To his everlasting regret, he lost he battle of the gradient, or Bakerloo, to his colleague, Herbert Baker, the builder of North and South block. Baker wanted buildings to be on the same level as the Viceroy’s House and Lutyens unwittingly allowed it, not realizing until later that would imply that the Viceroy’s House would not be visible in all its grandeur from what is today Vijay Chowk. Perhaps it was all to the good. Today, part of the mystery and grandeur surrounding Rashtrapati Bhavan arises from the fact that one can only see the tantalizing dome and not the totality unless one actually goes up Raisina Hill.
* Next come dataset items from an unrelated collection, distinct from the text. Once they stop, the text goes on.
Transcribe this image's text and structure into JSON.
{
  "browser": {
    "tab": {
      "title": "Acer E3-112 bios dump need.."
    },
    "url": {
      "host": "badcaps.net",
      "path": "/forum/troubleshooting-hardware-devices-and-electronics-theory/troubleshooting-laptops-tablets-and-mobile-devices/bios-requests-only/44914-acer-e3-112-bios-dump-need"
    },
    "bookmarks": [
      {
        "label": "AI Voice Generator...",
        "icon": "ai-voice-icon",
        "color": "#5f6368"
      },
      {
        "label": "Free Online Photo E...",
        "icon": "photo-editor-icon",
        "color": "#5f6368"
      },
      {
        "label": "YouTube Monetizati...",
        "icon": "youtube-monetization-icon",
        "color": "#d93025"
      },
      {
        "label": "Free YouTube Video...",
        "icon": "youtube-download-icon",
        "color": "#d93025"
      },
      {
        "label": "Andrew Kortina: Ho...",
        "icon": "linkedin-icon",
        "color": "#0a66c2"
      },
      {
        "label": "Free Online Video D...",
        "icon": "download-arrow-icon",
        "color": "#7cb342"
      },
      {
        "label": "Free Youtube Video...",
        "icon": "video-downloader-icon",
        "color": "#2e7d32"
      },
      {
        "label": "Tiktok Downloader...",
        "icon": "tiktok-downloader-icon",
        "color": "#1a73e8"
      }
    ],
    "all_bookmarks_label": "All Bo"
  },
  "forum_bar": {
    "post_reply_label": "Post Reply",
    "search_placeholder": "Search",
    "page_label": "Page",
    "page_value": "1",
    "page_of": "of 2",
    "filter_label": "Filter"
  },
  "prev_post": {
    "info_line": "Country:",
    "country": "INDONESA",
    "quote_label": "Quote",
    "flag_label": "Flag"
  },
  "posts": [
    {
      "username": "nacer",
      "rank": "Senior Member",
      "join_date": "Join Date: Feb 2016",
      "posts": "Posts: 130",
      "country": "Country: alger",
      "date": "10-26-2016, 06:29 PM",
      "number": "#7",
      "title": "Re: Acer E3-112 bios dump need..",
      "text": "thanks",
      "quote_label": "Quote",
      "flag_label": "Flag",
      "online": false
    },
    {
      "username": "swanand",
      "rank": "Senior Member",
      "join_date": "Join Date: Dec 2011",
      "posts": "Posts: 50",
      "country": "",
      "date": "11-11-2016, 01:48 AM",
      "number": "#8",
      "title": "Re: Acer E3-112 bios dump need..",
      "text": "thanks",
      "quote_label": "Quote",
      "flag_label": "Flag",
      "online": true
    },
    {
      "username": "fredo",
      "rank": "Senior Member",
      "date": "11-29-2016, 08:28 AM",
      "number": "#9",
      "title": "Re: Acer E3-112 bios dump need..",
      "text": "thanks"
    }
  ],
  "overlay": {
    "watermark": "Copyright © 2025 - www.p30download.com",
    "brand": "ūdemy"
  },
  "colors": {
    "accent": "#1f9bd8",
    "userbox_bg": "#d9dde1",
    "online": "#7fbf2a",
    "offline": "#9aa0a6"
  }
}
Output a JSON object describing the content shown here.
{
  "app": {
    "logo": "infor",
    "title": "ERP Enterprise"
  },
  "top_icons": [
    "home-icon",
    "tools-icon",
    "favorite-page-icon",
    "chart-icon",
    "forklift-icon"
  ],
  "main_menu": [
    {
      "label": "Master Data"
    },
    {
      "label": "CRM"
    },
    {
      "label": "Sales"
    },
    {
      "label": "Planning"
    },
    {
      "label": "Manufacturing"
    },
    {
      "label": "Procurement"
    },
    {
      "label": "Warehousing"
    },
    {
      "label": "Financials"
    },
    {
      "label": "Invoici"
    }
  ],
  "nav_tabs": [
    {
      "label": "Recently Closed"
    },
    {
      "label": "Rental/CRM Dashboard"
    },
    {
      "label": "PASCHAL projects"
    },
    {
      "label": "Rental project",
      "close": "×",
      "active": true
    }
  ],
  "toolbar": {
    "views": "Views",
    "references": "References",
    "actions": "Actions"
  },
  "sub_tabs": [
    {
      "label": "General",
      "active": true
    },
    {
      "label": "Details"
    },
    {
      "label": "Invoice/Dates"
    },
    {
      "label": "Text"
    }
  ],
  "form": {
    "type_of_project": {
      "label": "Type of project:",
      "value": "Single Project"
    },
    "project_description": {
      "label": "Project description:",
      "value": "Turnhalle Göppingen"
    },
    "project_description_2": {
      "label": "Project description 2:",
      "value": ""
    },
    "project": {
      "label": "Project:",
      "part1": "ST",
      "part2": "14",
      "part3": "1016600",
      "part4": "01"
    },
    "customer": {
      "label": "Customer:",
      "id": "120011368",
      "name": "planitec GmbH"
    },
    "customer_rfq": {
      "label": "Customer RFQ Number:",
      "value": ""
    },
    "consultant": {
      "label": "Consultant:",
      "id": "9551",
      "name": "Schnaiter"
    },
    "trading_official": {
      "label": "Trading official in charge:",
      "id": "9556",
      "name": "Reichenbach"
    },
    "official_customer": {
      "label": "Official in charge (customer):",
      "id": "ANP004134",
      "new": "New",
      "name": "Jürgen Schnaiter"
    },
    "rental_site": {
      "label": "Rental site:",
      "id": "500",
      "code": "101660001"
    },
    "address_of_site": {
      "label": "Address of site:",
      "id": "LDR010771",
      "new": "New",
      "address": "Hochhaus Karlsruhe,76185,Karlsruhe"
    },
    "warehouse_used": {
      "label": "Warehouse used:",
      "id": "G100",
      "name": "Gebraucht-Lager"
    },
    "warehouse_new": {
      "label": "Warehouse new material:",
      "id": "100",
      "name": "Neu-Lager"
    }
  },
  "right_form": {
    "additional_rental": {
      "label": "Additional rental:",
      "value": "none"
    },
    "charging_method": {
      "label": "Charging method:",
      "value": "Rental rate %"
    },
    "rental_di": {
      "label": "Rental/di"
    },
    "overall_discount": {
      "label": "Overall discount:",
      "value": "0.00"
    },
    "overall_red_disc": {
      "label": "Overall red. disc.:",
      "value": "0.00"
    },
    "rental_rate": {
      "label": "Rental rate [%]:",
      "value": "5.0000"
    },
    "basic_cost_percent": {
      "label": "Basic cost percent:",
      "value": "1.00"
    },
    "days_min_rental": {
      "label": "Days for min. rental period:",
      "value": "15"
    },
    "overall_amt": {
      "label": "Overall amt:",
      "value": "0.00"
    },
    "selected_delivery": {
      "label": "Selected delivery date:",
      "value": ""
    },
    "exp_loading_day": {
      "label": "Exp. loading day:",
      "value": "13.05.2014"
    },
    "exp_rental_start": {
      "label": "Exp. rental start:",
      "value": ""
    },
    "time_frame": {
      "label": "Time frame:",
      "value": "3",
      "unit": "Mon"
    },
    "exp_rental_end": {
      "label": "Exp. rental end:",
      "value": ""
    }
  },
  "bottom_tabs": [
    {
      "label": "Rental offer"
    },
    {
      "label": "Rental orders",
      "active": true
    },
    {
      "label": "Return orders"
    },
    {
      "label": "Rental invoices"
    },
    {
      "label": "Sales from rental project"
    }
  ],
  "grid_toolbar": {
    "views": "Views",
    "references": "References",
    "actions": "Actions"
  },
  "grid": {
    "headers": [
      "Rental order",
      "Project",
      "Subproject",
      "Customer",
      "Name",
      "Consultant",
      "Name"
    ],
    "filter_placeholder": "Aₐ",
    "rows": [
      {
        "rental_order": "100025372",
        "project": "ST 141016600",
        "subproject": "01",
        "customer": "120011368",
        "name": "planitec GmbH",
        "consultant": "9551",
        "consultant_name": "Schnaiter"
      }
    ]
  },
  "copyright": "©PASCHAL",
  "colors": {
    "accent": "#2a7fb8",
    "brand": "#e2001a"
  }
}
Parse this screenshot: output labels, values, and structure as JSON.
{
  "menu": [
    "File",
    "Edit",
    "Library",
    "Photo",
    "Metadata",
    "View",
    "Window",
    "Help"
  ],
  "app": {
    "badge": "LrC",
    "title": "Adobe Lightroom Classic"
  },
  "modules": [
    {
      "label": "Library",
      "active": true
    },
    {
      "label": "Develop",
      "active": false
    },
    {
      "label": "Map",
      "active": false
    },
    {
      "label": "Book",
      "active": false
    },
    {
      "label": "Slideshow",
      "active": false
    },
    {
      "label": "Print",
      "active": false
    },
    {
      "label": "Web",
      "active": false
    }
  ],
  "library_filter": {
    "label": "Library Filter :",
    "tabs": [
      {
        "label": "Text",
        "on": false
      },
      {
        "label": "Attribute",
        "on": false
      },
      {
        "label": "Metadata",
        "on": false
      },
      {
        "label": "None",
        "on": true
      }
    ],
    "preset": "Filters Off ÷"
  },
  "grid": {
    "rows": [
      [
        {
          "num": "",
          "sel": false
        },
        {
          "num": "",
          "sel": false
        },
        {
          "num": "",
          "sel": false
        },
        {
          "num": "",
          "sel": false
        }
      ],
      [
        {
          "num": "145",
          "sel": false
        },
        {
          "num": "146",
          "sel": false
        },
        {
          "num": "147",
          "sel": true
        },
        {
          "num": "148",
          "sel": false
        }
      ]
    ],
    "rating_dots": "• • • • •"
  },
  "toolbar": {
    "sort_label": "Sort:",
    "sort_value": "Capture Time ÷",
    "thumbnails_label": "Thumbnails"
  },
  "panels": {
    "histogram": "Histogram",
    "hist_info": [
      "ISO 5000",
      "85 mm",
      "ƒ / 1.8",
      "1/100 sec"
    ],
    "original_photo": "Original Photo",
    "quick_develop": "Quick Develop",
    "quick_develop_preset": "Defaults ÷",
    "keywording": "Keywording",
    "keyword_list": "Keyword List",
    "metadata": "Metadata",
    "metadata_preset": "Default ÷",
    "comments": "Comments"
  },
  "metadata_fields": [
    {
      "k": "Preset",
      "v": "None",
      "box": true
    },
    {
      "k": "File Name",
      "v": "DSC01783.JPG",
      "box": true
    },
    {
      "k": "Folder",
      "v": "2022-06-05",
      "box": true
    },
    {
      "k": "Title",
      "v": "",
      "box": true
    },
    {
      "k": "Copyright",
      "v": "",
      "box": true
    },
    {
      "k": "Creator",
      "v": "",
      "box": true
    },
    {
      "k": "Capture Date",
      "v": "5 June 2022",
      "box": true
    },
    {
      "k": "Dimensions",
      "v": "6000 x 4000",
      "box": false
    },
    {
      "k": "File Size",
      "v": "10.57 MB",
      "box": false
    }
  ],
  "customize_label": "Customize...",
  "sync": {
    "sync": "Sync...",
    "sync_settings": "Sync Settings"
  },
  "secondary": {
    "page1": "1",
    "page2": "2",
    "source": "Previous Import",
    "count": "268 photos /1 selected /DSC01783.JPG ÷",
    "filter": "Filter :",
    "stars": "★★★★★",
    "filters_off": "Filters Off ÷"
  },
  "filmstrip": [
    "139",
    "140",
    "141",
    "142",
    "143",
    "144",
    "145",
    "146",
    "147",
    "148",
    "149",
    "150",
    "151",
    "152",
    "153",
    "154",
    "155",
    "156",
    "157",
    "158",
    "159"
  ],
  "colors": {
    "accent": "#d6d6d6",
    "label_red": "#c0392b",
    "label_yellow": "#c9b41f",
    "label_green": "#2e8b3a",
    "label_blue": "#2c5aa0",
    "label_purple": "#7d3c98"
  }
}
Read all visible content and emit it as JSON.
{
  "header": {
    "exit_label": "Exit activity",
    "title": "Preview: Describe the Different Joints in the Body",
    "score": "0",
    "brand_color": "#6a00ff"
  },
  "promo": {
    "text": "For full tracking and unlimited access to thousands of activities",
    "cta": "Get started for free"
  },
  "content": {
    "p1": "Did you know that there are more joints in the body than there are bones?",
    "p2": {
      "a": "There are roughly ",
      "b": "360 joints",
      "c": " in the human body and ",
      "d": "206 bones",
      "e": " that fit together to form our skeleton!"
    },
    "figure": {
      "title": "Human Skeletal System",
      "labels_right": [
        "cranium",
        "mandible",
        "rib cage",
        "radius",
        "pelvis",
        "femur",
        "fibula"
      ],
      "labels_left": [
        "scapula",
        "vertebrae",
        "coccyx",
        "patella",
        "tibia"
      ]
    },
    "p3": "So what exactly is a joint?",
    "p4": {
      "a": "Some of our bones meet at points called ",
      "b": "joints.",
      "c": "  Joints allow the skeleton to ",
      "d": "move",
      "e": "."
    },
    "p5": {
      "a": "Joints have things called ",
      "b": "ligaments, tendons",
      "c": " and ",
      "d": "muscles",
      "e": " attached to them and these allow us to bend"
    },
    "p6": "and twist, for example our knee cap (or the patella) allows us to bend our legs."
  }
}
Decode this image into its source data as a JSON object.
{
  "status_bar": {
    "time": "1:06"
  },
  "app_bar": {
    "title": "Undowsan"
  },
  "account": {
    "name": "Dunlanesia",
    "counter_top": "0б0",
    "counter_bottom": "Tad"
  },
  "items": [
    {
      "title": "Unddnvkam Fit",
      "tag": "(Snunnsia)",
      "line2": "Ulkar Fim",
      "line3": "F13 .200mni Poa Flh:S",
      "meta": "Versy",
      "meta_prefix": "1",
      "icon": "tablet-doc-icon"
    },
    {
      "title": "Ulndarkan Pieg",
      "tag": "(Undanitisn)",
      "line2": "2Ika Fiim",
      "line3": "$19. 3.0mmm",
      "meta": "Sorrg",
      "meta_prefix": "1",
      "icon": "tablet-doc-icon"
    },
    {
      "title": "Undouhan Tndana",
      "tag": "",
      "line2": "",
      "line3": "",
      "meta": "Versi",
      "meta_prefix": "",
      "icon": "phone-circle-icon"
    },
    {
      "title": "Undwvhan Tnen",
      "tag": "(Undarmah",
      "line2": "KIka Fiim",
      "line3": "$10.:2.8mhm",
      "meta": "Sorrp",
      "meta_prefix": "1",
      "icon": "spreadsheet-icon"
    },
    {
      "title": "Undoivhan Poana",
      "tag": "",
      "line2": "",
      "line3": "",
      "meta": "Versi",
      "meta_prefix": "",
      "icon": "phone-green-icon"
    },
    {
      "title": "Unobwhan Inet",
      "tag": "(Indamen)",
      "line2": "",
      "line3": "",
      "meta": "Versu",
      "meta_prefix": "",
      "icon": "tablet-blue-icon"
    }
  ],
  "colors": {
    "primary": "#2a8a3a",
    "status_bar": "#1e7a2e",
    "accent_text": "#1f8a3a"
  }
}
THE book also takes the reader on a conducted tour of the 340-room edifice, pointing out many interesting details. From the impressive forecourt with its rows of squatting lions and the towering Jaipur column to the splendour of the Durban Hall and Ashoka Hall. Through the generously appointed guest suites, the vaulted corridors, the loggias and the drawing rooms where dignitaries are received. Down to the Mughal Garden with its 215 varieties of roses and 60 kinds of bougainvillaea and 600 varieties of trees where the peacocks still dance.
The tour does not raises out on the paraphernalia too, such as the celebrated President’s Bodyguard which comes out on its sheep and panther-skin saddles during ceremonial occasions like State welcomes and farewells to visitors from abroad in the forecourt. This is an immaculately trained and turned out unit. An eye-witness the other day recounted the story of a welcome ceremony for a visiting President during which one of the horses of the bodyguard reared and threw off its rider. But, having thrown him off, it continued to trot in position and went through the entire ceremony.
The photographs and drawings are well-selected and displayed: From details of Lutyens notepads and black-white shots from the days of the construction to close details in colour of the artifacts and furniture. They also include breathtaking views of the central vista and surrounding buildings.
Rashtrapati Bhavan has long survived the Empire whose permanence and might it once proclaimed. Today, it is part of our history, present-day polity and national consciousness. It is as Indian as the Taj or Ajanta and Ellora and without it Delhi’s sunsets would be incomplete. This book enables us to look at it with renewed interest and curiosity.
*Rashtrapati Bhavan. BY H.Y. Sharada Prasad (The Publication division of the Ministry of information and Broadcasting in association with the National Institute of Design: price not stated).